Tennessee football: 50 years later

Marvin Westwestwords

Note to Phillip: Please consider inviting the 1969 Tennessee football team back to campus for a 50th-anniversary celebration.


Oh, so this has been on the planning board for weeks. Yes, I suppose I am slowing down.

Glad to hear it is going to happen. I’ll take a guess on the Georgia weekend.

The ’69 Volunteers were one of my several favorite teams. They won the SEC championship. They almost had a wonderful season.

Tennessee overwhelmed Auburn in the fourth quarter. In less than two minutes, the Vols turned two fumble recoveries and an interception into three touchdowns.

That ’69 team splashed past Georgia between the famous hedges. Curt Watson gained 197 yards in the mud.

Tennessee fans, overloaded with bravado or something else, chartered a small plane to fly around Legion Field in Birmingham just before kickoff against Alabama. It towed a banner that proclaimed, “This is Big Orange Country.”

Tide faithful thought that was very nervy and probably impolite. The declaration turned out to be true. What a day! The Vols battered Alabama, 41-14, one of the worst beatings in Bear Bryant’s coaching life.

Tennessee scored three times in the first quarter. Bobby Scott threw a TD pass to Gary Kreis. Bobby Majors returned a punt 71 yards. Jackie Walker captured a stray pitchout and racked up a touchdown.

Linebacker Steve Kiner was dominant throughout. Five times he tackled quarterbacks for losses. He caused a fumble and intercepted a pass. Along the way, he chastised the Tide for playing so poorly.

Assistant coach Bob Davis was standing a few feet away and heard every word.

“Steve Kiner screamed at the Alabama players. He pointed to Coach Bryant and said, ‘Look over there at that poor old man. He looks pitiful. Can you see him? You’ve let him down. You should be ashamed of yourselves.’”

The score was 34-0 at the time. Doug Dickey was sending in reserves.

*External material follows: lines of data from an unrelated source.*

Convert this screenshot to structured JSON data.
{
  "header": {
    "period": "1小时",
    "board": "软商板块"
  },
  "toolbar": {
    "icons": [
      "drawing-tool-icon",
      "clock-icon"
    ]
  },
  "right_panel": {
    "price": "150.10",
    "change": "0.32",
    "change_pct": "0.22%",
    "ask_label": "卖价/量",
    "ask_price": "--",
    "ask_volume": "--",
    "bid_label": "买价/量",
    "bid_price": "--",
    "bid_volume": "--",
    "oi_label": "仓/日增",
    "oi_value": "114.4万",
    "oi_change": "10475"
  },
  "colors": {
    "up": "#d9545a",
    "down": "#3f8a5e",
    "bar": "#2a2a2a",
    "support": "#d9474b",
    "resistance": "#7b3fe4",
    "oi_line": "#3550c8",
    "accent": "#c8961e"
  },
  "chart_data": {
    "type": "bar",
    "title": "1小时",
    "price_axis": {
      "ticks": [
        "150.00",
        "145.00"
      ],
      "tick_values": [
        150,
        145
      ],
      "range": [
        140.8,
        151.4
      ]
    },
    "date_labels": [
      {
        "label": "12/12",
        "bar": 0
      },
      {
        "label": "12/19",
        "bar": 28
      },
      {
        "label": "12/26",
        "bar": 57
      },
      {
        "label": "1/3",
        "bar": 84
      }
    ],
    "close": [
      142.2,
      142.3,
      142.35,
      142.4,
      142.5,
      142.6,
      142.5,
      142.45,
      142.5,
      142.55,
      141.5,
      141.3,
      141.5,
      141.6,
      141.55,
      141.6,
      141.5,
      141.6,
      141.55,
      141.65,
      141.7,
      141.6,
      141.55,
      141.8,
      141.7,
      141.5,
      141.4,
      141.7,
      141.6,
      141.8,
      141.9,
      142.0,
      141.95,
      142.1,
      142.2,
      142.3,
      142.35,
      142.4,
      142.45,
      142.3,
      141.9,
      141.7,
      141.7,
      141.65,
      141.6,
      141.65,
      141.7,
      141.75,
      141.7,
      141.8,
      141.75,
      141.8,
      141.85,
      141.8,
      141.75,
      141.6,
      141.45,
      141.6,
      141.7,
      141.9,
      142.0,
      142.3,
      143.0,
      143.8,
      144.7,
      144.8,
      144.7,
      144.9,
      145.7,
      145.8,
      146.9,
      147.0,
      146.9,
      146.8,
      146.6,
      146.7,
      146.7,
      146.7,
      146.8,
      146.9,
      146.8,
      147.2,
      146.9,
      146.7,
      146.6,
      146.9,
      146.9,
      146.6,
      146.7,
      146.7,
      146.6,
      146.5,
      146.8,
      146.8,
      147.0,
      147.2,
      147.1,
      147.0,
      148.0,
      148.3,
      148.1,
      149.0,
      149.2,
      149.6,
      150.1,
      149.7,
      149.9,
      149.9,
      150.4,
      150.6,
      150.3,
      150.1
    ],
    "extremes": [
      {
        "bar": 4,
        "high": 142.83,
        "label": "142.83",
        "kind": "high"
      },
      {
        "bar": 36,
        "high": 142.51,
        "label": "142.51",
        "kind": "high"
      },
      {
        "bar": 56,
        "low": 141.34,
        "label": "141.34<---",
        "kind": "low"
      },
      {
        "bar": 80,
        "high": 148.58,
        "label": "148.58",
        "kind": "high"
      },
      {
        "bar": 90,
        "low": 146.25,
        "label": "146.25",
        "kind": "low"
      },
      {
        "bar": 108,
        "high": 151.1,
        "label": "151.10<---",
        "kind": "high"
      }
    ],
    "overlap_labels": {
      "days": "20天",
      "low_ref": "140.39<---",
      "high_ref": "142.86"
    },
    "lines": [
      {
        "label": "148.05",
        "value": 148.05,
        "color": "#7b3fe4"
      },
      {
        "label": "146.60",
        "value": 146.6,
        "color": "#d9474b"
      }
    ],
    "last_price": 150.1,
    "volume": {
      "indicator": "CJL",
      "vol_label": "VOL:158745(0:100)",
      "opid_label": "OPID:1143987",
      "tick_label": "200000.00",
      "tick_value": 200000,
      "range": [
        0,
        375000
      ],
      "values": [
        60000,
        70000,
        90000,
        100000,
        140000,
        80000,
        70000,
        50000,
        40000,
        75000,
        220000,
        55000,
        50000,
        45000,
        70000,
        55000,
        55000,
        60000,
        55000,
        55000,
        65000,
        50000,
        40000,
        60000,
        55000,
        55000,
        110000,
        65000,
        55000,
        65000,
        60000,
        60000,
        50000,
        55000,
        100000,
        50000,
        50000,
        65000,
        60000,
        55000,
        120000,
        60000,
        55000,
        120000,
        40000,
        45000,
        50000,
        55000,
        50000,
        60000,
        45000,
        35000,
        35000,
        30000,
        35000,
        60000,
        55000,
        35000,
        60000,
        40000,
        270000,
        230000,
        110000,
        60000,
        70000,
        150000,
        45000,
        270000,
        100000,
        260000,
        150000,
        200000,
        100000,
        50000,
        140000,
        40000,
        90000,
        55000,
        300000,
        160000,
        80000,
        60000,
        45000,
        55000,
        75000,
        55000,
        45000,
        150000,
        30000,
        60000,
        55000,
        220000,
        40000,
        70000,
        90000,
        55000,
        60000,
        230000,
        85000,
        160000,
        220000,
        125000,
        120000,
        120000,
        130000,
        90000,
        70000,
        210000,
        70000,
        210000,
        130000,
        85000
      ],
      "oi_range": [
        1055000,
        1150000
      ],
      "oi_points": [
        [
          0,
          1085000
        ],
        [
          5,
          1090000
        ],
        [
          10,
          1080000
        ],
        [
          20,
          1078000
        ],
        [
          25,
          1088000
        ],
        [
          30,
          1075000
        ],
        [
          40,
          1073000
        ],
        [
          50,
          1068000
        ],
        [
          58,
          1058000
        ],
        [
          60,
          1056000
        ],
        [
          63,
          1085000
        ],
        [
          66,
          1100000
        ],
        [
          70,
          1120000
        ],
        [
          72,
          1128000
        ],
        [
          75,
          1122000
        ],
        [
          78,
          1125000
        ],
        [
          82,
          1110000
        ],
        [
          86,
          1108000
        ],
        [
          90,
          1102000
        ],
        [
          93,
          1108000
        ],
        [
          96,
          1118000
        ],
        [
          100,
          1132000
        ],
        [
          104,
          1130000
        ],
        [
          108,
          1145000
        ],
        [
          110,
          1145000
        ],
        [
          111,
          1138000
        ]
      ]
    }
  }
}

Tennessee did not do so well against Ole Miss. Oh my, I wish I hadn’t thought of that.

What happened to the really good Tennessee team, in the middle of November, in Jackson, Miss., defies logical explanation. The Vols were No. 3 in the country. The Rebels had lost three times. What should have been a fairly good game turned into a stunning massacre.

Back in August, it was said that Ole Miss “has the horses” for a fine SEC race. Kiner said some didn’t know the difference in horses and mules. The Rebels remembered. The insult was exaggerated, magnified and used as extra motivation.

The week of the game, coach John Vaught brought a mule to practice. It just happened to be named Mr. Kiner.

Mississippi propagandists manufactured the “Archie who?” gimmick. On game day, Archie Manning made a difference. So did Tennessee safety and captain Bill Young. He tried to play on one good leg. The Rebels won, 38-0.

“We went into that game with a lot of injuries,” said Young. “It was not a true comparison of team strengths. We were better than Ole Miss.”

Tennessee lost twice at the Gator Bowl. Florida prevailed, 14-13 on the field, and persuaded Dickey to leave the Volunteers and become coach of the Gators. I think I know which happened first. It was an easy sell. It was homecoming for the Dickeys.

If you are keeping score, it was not Doug’s best career move.

Fifty years later, from my view, all is forgiven – Kiner comments, the humbling loss to Ole Miss, even the Dickey switch. When the 1969 Volunteers return to Neyland Stadium this fall, please stand and applaud. That was a really good team of great guys.